What is the difference between Template-driven and Reactive Forms?

Entry

Answer

Template-driven forms rely mainly on HTML templates and are suitable for simple forms.

Reactive forms place form logic in the component class, offering more control, better validation, and integration with RxJS—ideal for complex and dynamic forms.

Quick Summary: Template-driven forms: simpler, uses ngModel directive, two-way binding, logic in template. Good for simple forms. Reactive forms: form model defined in TypeScript (FormControl, FormGroup, FormArray), more powerful validation, better testability, no template logic. Reactive forms are explicit and predictable. For complex forms with dynamic fields, validations, and testing - always use reactive.
Q19:

What is the purpose of Zones in Angular (Zone.js)?

Entry

Answer

Zones track asynchronous operations and notify Angular when to run change detection.

They eliminate the need to manually update the UI after async tasks, simplifying app development.

Quick Summary: Zone.js patches all browser async APIs (setTimeout, Promise, fetch, event listeners) to notify Angular when async operations complete. This is how Angular knows when to run change detection automatically. NgZone.runOutsideAngular() lets you run code without triggering change detection (useful for performance-heavy operations like animations or setInterval that don't need UI updates).
Q20:

What is ChangeDetectionStrategy.OnPush and when should you use it?

Entry

Answer

OnPush change detection checks a component only when its input reference changes, an event occurs, or an observable emits.

It improves performance in large, data-heavy applications by reducing unnecessary change detection cycles.

Quick Summary: OnPush change detection tells Angular to only check a component when: its input references change (shallow comparison), an event originates from the component or its children, or async pipe receives a new value, or detectChanges() is called manually. This dramatically reduces the number of checks. Use for "dumb" components that only render inputs. Combined with immutable data, it eliminates unnecessary re-renders.
Q21:

What is ViewChild and why is it used?

Entry

Answer

ViewChild allows a component to access child components, DOM elements, or directives.
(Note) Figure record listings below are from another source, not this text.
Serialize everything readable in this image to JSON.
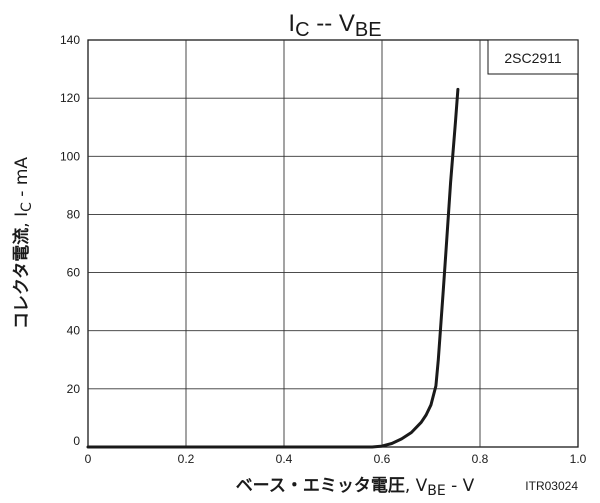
{
  "chart_data": {
    "type": "line",
    "title_main": "I",
    "title_sub1": "C",
    "title_sep": " -- V",
    "title_sub2": "BE",
    "xlabel_jp": "ベース・エミッタ電圧",
    "xlabel_main": ", V",
    "xlabel_sub": "BE",
    "xlabel_unit": " - V",
    "ylabel_jp": "コレクタ電流",
    "ylabel_main": ", I",
    "ylabel_sub": "C",
    "ylabel_unit": " - mA",
    "xlim": [
      0,
      1.0
    ],
    "ylim": [
      0,
      140
    ],
    "x_ticks": [
      "0",
      "0.2",
      "0.4",
      "0.6",
      "0.8",
      "1.0"
    ],
    "y_ticks": [
      "0",
      "20",
      "40",
      "60",
      "80",
      "100",
      "120",
      "140"
    ],
    "grid": true,
    "annotations": {
      "part_number": "2SC2911",
      "figure_code": "ITR03024"
    },
    "series": [
      {
        "x": [
          0.0,
          0.2,
          0.4,
          0.58,
          0.6,
          0.62,
          0.64,
          0.66,
          0.68,
          0.69,
          0.7,
          0.71,
          0.715,
          0.72,
          0.725,
          0.73,
          0.74,
          0.75,
          0.755
        ],
        "y": [
          0.0,
          0.0,
          0.0,
          0.0,
          0.3,
          1.2,
          2.8,
          5.0,
          8.5,
          11.0,
          14.5,
          21.0,
          30.0,
          42.0,
          54.0,
          66.0,
          91.0,
          112.0,
          123.0
        ]
      }
    ]
  }
}
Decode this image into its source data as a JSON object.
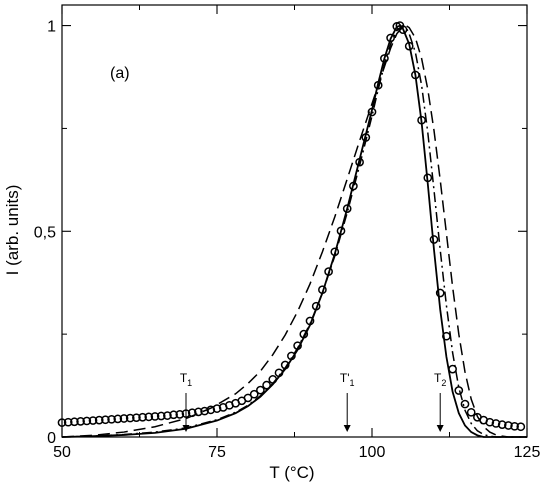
{
  "chart_data": {
    "type": "line",
    "panel_label": "(a)",
    "xlabel": "T (°C)",
    "ylabel": "I (arb. units)",
    "xlim": [
      50,
      125
    ],
    "ylim": [
      0,
      1.05
    ],
    "x_ticks": [
      {
        "value": 50,
        "label": "50"
      },
      {
        "value": 75,
        "label": "75"
      },
      {
        "value": 100,
        "label": "100"
      },
      {
        "value": 125,
        "label": "125"
      }
    ],
    "y_ticks": [
      {
        "value": 0,
        "label": "0"
      },
      {
        "value": 0.5,
        "label": "0,5"
      },
      {
        "value": 1,
        "label": "1"
      }
    ],
    "grid": false,
    "legend": "none",
    "series": [
      {
        "style": "markers-circle",
        "points": [
          [
            50,
            0.035
          ],
          [
            51,
            0.036
          ],
          [
            52,
            0.037
          ],
          [
            53,
            0.038
          ],
          [
            54,
            0.039
          ],
          [
            55,
            0.04
          ],
          [
            56,
            0.041
          ],
          [
            57,
            0.042
          ],
          [
            58,
            0.043
          ],
          [
            59,
            0.044
          ],
          [
            60,
            0.045
          ],
          [
            61,
            0.046
          ],
          [
            62,
            0.047
          ],
          [
            63,
            0.048
          ],
          [
            64,
            0.049
          ],
          [
            65,
            0.05
          ],
          [
            66,
            0.051
          ],
          [
            67,
            0.052
          ],
          [
            68,
            0.054
          ],
          [
            69,
            0.055
          ],
          [
            70,
            0.057
          ],
          [
            71,
            0.059
          ],
          [
            72,
            0.061
          ],
          [
            73,
            0.063
          ],
          [
            74,
            0.066
          ],
          [
            75,
            0.069
          ],
          [
            76,
            0.072
          ],
          [
            77,
            0.077
          ],
          [
            78,
            0.082
          ],
          [
            79,
            0.088
          ],
          [
            80,
            0.095
          ],
          [
            81,
            0.104
          ],
          [
            82,
            0.114
          ],
          [
            83,
            0.126
          ],
          [
            84,
            0.14
          ],
          [
            85,
            0.156
          ],
          [
            86,
            0.175
          ],
          [
            87,
            0.197
          ],
          [
            88,
            0.222
          ],
          [
            89,
            0.25
          ],
          [
            90,
            0.282
          ],
          [
            91,
            0.318
          ],
          [
            92,
            0.358
          ],
          [
            93,
            0.402
          ],
          [
            94,
            0.45
          ],
          [
            95,
            0.501
          ],
          [
            96,
            0.555
          ],
          [
            97,
            0.61
          ],
          [
            98,
            0.668
          ],
          [
            99,
            0.728
          ],
          [
            100,
            0.79
          ],
          [
            101,
            0.855
          ],
          [
            102,
            0.92
          ],
          [
            103,
            0.97
          ],
          [
            104,
            0.998
          ],
          [
            104.5,
            1.0
          ],
          [
            105,
            0.99
          ],
          [
            106,
            0.95
          ],
          [
            107,
            0.88
          ],
          [
            108,
            0.77
          ],
          [
            109,
            0.63
          ],
          [
            110,
            0.48
          ],
          [
            111,
            0.35
          ],
          [
            112,
            0.245
          ],
          [
            113,
            0.165
          ],
          [
            114,
            0.113
          ],
          [
            115,
            0.08
          ],
          [
            116,
            0.06
          ],
          [
            117,
            0.048
          ],
          [
            118,
            0.041
          ],
          [
            119,
            0.036
          ],
          [
            120,
            0.033
          ],
          [
            121,
            0.03
          ],
          [
            122,
            0.028
          ],
          [
            123,
            0.026
          ],
          [
            124,
            0.025
          ]
        ]
      },
      {
        "style": "solid",
        "points": [
          [
            50,
            0.0
          ],
          [
            55,
            0.002
          ],
          [
            60,
            0.005
          ],
          [
            65,
            0.01
          ],
          [
            70,
            0.02
          ],
          [
            75,
            0.04
          ],
          [
            78,
            0.058
          ],
          [
            80,
            0.075
          ],
          [
            82,
            0.098
          ],
          [
            84,
            0.128
          ],
          [
            86,
            0.165
          ],
          [
            88,
            0.212
          ],
          [
            90,
            0.272
          ],
          [
            92,
            0.35
          ],
          [
            94,
            0.445
          ],
          [
            96,
            0.555
          ],
          [
            98,
            0.675
          ],
          [
            100,
            0.795
          ],
          [
            101,
            0.86
          ],
          [
            102,
            0.92
          ],
          [
            103,
            0.968
          ],
          [
            104,
            0.997
          ],
          [
            104.6,
            1.0
          ],
          [
            105,
            0.992
          ],
          [
            106,
            0.955
          ],
          [
            107,
            0.88
          ],
          [
            108,
            0.765
          ],
          [
            109,
            0.615
          ],
          [
            110,
            0.455
          ],
          [
            111,
            0.31
          ],
          [
            112,
            0.195
          ],
          [
            113,
            0.11
          ],
          [
            114,
            0.058
          ],
          [
            115,
            0.028
          ],
          [
            116,
            0.012
          ],
          [
            117,
            0.004
          ],
          [
            118,
            0.0
          ],
          [
            120,
            0.0
          ],
          [
            125,
            0.0
          ]
        ]
      },
      {
        "style": "dash-dot",
        "points": [
          [
            50,
            0.0
          ],
          [
            55,
            0.002
          ],
          [
            60,
            0.006
          ],
          [
            65,
            0.012
          ],
          [
            70,
            0.022
          ],
          [
            75,
            0.042
          ],
          [
            78,
            0.06
          ],
          [
            80,
            0.077
          ],
          [
            82,
            0.1
          ],
          [
            84,
            0.13
          ],
          [
            86,
            0.168
          ],
          [
            88,
            0.216
          ],
          [
            90,
            0.275
          ],
          [
            92,
            0.35
          ],
          [
            94,
            0.44
          ],
          [
            96,
            0.545
          ],
          [
            98,
            0.66
          ],
          [
            100,
            0.78
          ],
          [
            101,
            0.845
          ],
          [
            102,
            0.905
          ],
          [
            103,
            0.955
          ],
          [
            104,
            0.988
          ],
          [
            105,
            1.0
          ],
          [
            105.5,
            0.995
          ],
          [
            106,
            0.98
          ],
          [
            107,
            0.935
          ],
          [
            108,
            0.855
          ],
          [
            109,
            0.74
          ],
          [
            110,
            0.6
          ],
          [
            111,
            0.455
          ],
          [
            112,
            0.32
          ],
          [
            113,
            0.205
          ],
          [
            114,
            0.12
          ],
          [
            115,
            0.065
          ],
          [
            116,
            0.033
          ],
          [
            117,
            0.015
          ],
          [
            118,
            0.006
          ],
          [
            119,
            0.002
          ],
          [
            120,
            0.0
          ],
          [
            125,
            0.0
          ]
        ]
      },
      {
        "style": "dashed",
        "points": [
          [
            50,
            0.0
          ],
          [
            55,
            0.004
          ],
          [
            60,
            0.012
          ],
          [
            65,
            0.025
          ],
          [
            70,
            0.045
          ],
          [
            74,
            0.07
          ],
          [
            78,
            0.105
          ],
          [
            80,
            0.13
          ],
          [
            82,
            0.16
          ],
          [
            84,
            0.2
          ],
          [
            86,
            0.248
          ],
          [
            88,
            0.305
          ],
          [
            90,
            0.372
          ],
          [
            92,
            0.45
          ],
          [
            94,
            0.535
          ],
          [
            96,
            0.627
          ],
          [
            98,
            0.72
          ],
          [
            100,
            0.81
          ],
          [
            101,
            0.855
          ],
          [
            102,
            0.9
          ],
          [
            103,
            0.945
          ],
          [
            104,
            0.98
          ],
          [
            105,
            0.998
          ],
          [
            105.5,
            1.0
          ],
          [
            106,
            0.995
          ],
          [
            107,
            0.97
          ],
          [
            108,
            0.92
          ],
          [
            109,
            0.845
          ],
          [
            110,
            0.745
          ],
          [
            111,
            0.625
          ],
          [
            112,
            0.495
          ],
          [
            113,
            0.365
          ],
          [
            114,
            0.25
          ],
          [
            115,
            0.158
          ],
          [
            116,
            0.092
          ],
          [
            117,
            0.05
          ],
          [
            118,
            0.025
          ],
          [
            119,
            0.012
          ],
          [
            120,
            0.005
          ],
          [
            121,
            0.002
          ],
          [
            122,
            0.0
          ],
          [
            125,
            0.0
          ]
        ]
      }
    ],
    "annotations": [
      {
        "label": "T",
        "sub": "1",
        "x": 70
      },
      {
        "label": "T'",
        "sub": "1",
        "x": 96
      },
      {
        "label": "T",
        "sub": "2",
        "x": 111
      }
    ]
  }
}
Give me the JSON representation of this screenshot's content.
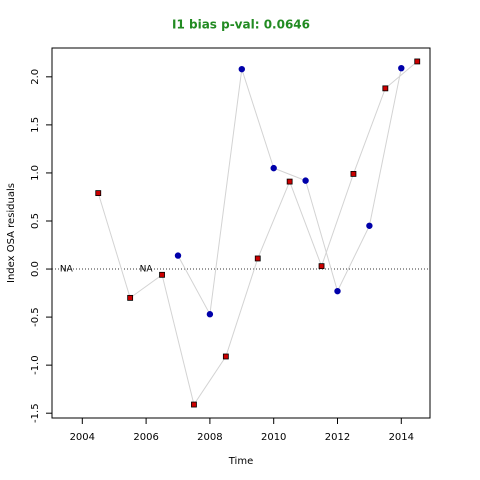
{
  "chart_data": {
    "type": "scatter",
    "title": "I1 bias p-val: 0.0646",
    "title_color": "#228b22",
    "x_label": "Time",
    "y_label": "Index OSA residuals",
    "xlim": [
      2003.05,
      2014.9
    ],
    "ylim": [
      -1.55,
      2.3
    ],
    "xticks": [
      2004,
      2006,
      2008,
      2010,
      2012,
      2014
    ],
    "yticks": [
      -1.5,
      {
        "value": -1,
        "label": "-1.0"
      },
      -0.5,
      {
        "value": 0,
        "label": "0.0"
      },
      0.5,
      {
        "value": 1,
        "label": "1.0"
      },
      1.5,
      {
        "value": 2,
        "label": "2.0"
      }
    ],
    "hline": 0,
    "line_color": "#d3d3d3",
    "series": [
      {
        "color": "#cc0000",
        "marker": "square",
        "x": [
          2004.5,
          2005.5,
          2006.5,
          2007.5,
          2008.5,
          2009.5,
          2010.5,
          2011.5,
          2012.5,
          2013.5,
          2014.5
        ],
        "values": [
          0.79,
          -0.3,
          -0.06,
          -1.41,
          -0.91,
          0.11,
          0.91,
          0.03,
          0.99,
          1.88,
          2.16
        ]
      },
      {
        "color": "#0000aa",
        "marker": "circle",
        "x": [
          2007,
          2008,
          2009,
          2010,
          2011,
          2012,
          2013,
          2014
        ],
        "values": [
          0.14,
          -0.47,
          2.08,
          1.05,
          0.92,
          -0.23,
          0.45,
          2.09
        ]
      }
    ],
    "annotations": [
      {
        "text": "NA",
        "x": 2003.5,
        "y": 0
      },
      {
        "text": "NA",
        "x": 2006,
        "y": 0
      }
    ]
  }
}
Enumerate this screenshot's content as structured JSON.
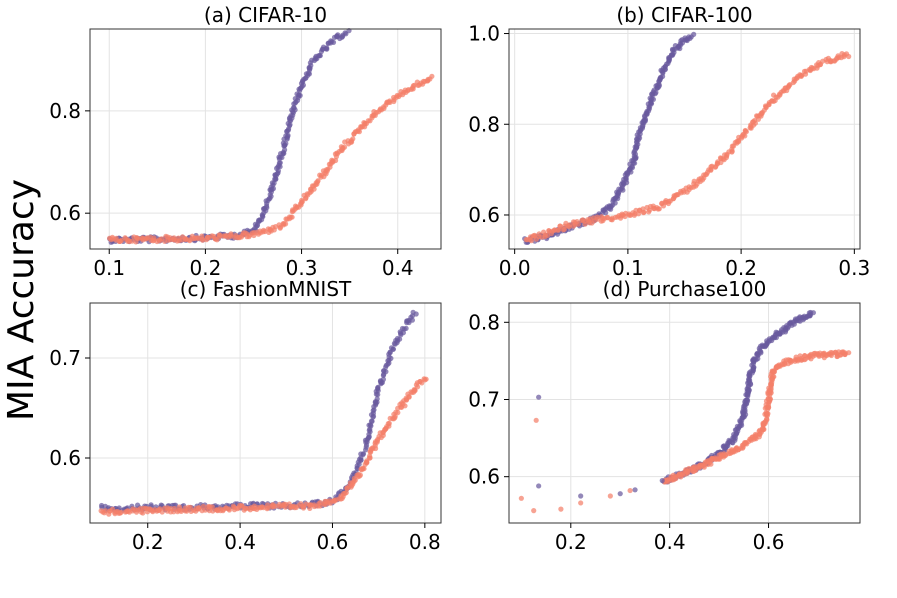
{
  "figure": {
    "ylabel": "MIA Accuracy",
    "colors": {
      "series_a": "#6a5a9e",
      "series_b": "#f4806a"
    }
  },
  "chart_data": [
    {
      "type": "scatter",
      "title": "(a) CIFAR-10",
      "xlim": [
        0.08,
        0.445
      ],
      "ylim": [
        0.53,
        0.96
      ],
      "xticks": [
        0.1,
        0.2,
        0.3,
        0.4
      ],
      "xtick_labels": [
        "0.1",
        "0.2",
        "0.3",
        "0.4"
      ],
      "yticks": [
        0.6,
        0.8
      ],
      "ytick_labels": [
        "0.6",
        "0.8"
      ],
      "series": [
        {
          "name": "series 1",
          "color": "#6a5a9e",
          "curve": [
            [
              0.1,
              0.548
            ],
            [
              0.15,
              0.549
            ],
            [
              0.2,
              0.552
            ],
            [
              0.23,
              0.556
            ],
            [
              0.25,
              0.565
            ],
            [
              0.26,
              0.6
            ],
            [
              0.27,
              0.65
            ],
            [
              0.28,
              0.72
            ],
            [
              0.29,
              0.79
            ],
            [
              0.3,
              0.85
            ],
            [
              0.31,
              0.89
            ],
            [
              0.32,
              0.915
            ],
            [
              0.335,
              0.94
            ],
            [
              0.348,
              0.955
            ]
          ]
        },
        {
          "name": "series 2",
          "color": "#f4806a",
          "curve": [
            [
              0.1,
              0.548
            ],
            [
              0.2,
              0.551
            ],
            [
              0.25,
              0.558
            ],
            [
              0.28,
              0.575
            ],
            [
              0.3,
              0.62
            ],
            [
              0.32,
              0.67
            ],
            [
              0.34,
              0.72
            ],
            [
              0.36,
              0.765
            ],
            [
              0.38,
              0.8
            ],
            [
              0.4,
              0.83
            ],
            [
              0.42,
              0.85
            ],
            [
              0.435,
              0.865
            ]
          ]
        }
      ]
    },
    {
      "type": "scatter",
      "title": "(b) CIFAR-100",
      "xlim": [
        -0.005,
        0.305
      ],
      "ylim": [
        0.525,
        1.01
      ],
      "xticks": [
        0.0,
        0.1,
        0.2,
        0.3
      ],
      "xtick_labels": [
        "0.0",
        "0.1",
        "0.2",
        "0.3"
      ],
      "yticks": [
        0.6,
        0.8,
        1.0
      ],
      "ytick_labels": [
        "0.6",
        "0.8",
        "1.0"
      ],
      "series": [
        {
          "name": "series 1",
          "color": "#6a5a9e",
          "curve": [
            [
              0.01,
              0.543
            ],
            [
              0.03,
              0.555
            ],
            [
              0.05,
              0.575
            ],
            [
              0.07,
              0.59
            ],
            [
              0.085,
              0.62
            ],
            [
              0.095,
              0.66
            ],
            [
              0.105,
              0.72
            ],
            [
              0.11,
              0.78
            ],
            [
              0.12,
              0.85
            ],
            [
              0.13,
              0.91
            ],
            [
              0.14,
              0.96
            ],
            [
              0.15,
              0.985
            ],
            [
              0.157,
              0.993
            ]
          ]
        },
        {
          "name": "series 2",
          "color": "#f4806a",
          "curve": [
            [
              0.01,
              0.543
            ],
            [
              0.05,
              0.58
            ],
            [
              0.1,
              0.6
            ],
            [
              0.13,
              0.62
            ],
            [
              0.16,
              0.67
            ],
            [
              0.19,
              0.74
            ],
            [
              0.21,
              0.8
            ],
            [
              0.23,
              0.86
            ],
            [
              0.25,
              0.9
            ],
            [
              0.27,
              0.935
            ],
            [
              0.295,
              0.955
            ]
          ]
        }
      ]
    },
    {
      "type": "scatter",
      "title": "(c) FashionMNIST",
      "xlim": [
        0.075,
        0.835
      ],
      "ylim": [
        0.535,
        0.755
      ],
      "xticks": [
        0.2,
        0.4,
        0.6,
        0.8
      ],
      "xtick_labels": [
        "0.2",
        "0.4",
        "0.6",
        "0.8"
      ],
      "yticks": [
        0.6,
        0.7
      ],
      "ytick_labels": [
        "0.6",
        "0.7"
      ],
      "series": [
        {
          "name": "series 1",
          "color": "#6a5a9e",
          "curve": [
            [
              0.1,
              0.55
            ],
            [
              0.3,
              0.551
            ],
            [
              0.55,
              0.553
            ],
            [
              0.6,
              0.557
            ],
            [
              0.64,
              0.575
            ],
            [
              0.67,
              0.61
            ],
            [
              0.7,
              0.67
            ],
            [
              0.73,
              0.71
            ],
            [
              0.76,
              0.735
            ],
            [
              0.78,
              0.745
            ]
          ]
        },
        {
          "name": "series 2",
          "color": "#f4806a",
          "curve": [
            [
              0.1,
              0.546
            ],
            [
              0.3,
              0.549
            ],
            [
              0.55,
              0.552
            ],
            [
              0.62,
              0.56
            ],
            [
              0.66,
              0.585
            ],
            [
              0.7,
              0.62
            ],
            [
              0.74,
              0.645
            ],
            [
              0.77,
              0.665
            ],
            [
              0.8,
              0.68
            ]
          ]
        }
      ]
    },
    {
      "type": "scatter",
      "title": "(d) Purchase100",
      "xlim": [
        0.075,
        0.785
      ],
      "ylim": [
        0.54,
        0.825
      ],
      "xticks": [
        0.2,
        0.4,
        0.6
      ],
      "xtick_labels": [
        "0.2",
        "0.4",
        "0.6"
      ],
      "yticks": [
        0.6,
        0.7,
        0.8
      ],
      "ytick_labels": [
        "0.6",
        "0.7",
        "0.8"
      ],
      "series": [
        {
          "name": "series 1",
          "color": "#6a5a9e",
          "curve": [
            [
              0.39,
              0.595
            ],
            [
              0.45,
              0.61
            ],
            [
              0.5,
              0.63
            ],
            [
              0.53,
              0.65
            ],
            [
              0.55,
              0.68
            ],
            [
              0.56,
              0.72
            ],
            [
              0.57,
              0.75
            ],
            [
              0.59,
              0.77
            ],
            [
              0.62,
              0.785
            ],
            [
              0.65,
              0.8
            ],
            [
              0.69,
              0.812
            ]
          ]
        },
        {
          "name": "series 2",
          "color": "#f4806a",
          "curve": [
            [
              0.39,
              0.595
            ],
            [
              0.45,
              0.61
            ],
            [
              0.5,
              0.625
            ],
            [
              0.55,
              0.64
            ],
            [
              0.59,
              0.66
            ],
            [
              0.6,
              0.7
            ],
            [
              0.61,
              0.74
            ],
            [
              0.65,
              0.752
            ],
            [
              0.7,
              0.757
            ],
            [
              0.76,
              0.76
            ]
          ]
        }
      ],
      "points": [
        {
          "series": 1,
          "color": "#6a5a9e",
          "xy": [
            [
              0.135,
              0.703
            ],
            [
              0.135,
              0.588
            ],
            [
              0.22,
              0.575
            ],
            [
              0.3,
              0.578
            ],
            [
              0.33,
              0.583
            ],
            [
              0.385,
              0.595
            ]
          ]
        },
        {
          "series": 2,
          "color": "#f4806a",
          "xy": [
            [
              0.1,
              0.572
            ],
            [
              0.125,
              0.556
            ],
            [
              0.13,
              0.673
            ],
            [
              0.18,
              0.558
            ],
            [
              0.22,
              0.566
            ],
            [
              0.28,
              0.575
            ],
            [
              0.32,
              0.582
            ],
            [
              0.395,
              0.595
            ]
          ]
        }
      ]
    }
  ]
}
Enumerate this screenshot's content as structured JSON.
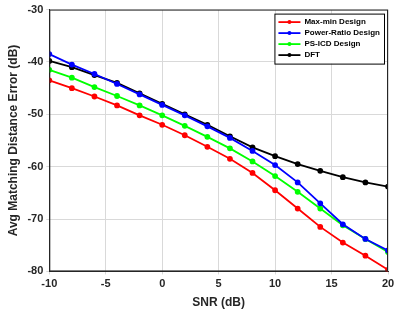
{
  "chart_data": {
    "type": "line",
    "x_label": "SNR (dB)",
    "y_label": "Avg Matching Distance Error (dB)",
    "x": [
      -10,
      -8,
      -6,
      -4,
      -2,
      0,
      2,
      4,
      6,
      8,
      10,
      12,
      14,
      16,
      18,
      20
    ],
    "series": [
      {
        "name": "Max-min Design",
        "color": "#ff0000",
        "marker": "circle",
        "values": [
          -43.5,
          -45,
          -46.6,
          -48.3,
          -50.2,
          -52,
          -54,
          -56.2,
          -58.5,
          -61.2,
          -64.5,
          -68,
          -71.5,
          -74.5,
          -77,
          -79.7
        ]
      },
      {
        "name": "Power-Ratio Design",
        "color": "#0000ff",
        "marker": "circle",
        "values": [
          -38.5,
          -40.5,
          -42.3,
          -44.2,
          -46.2,
          -48.2,
          -50.2,
          -52.3,
          -54.5,
          -57,
          -59.7,
          -63,
          -67,
          -71,
          -73.8,
          -76
        ]
      },
      {
        "name": "PS-ICD Design",
        "color": "#00ff00",
        "marker": "circle",
        "values": [
          -41.5,
          -43,
          -44.8,
          -46.5,
          -48.3,
          -50.2,
          -52.2,
          -54.3,
          -56.5,
          -59,
          -61.8,
          -64.8,
          -68,
          -71.2,
          -73.8,
          -76.3
        ]
      },
      {
        "name": "DFT",
        "color": "#000000",
        "marker": "circle",
        "values": [
          -39.8,
          -41,
          -42.5,
          -44,
          -46,
          -48,
          -50,
          -52,
          -54.2,
          -56.3,
          -58,
          -59.5,
          -60.8,
          -62,
          -63,
          -63.8
        ]
      }
    ],
    "xlim": [
      -10,
      20
    ],
    "xticks": [
      -10,
      -5,
      0,
      5,
      10,
      15,
      20
    ],
    "ylim": [
      -80,
      -30
    ],
    "yticks": [
      -80,
      -70,
      -60,
      -50,
      -40,
      -30
    ],
    "grid": true,
    "legend": "top-right"
  }
}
It is useful for calling child methods, reading template references, and interacting with the DOM after view initialization.

Quick Summary: ViewChild queries a single child element, component, or directive from the view. @ViewChild(ChildComponent) child: ChildComponent gives you a reference to access the child's public methods and properties. Available after ngAfterViewInit. ContentChild queries projected content. Use for: accessing template reference variables, controlling child component behavior, integrating third-party libraries that need DOM references.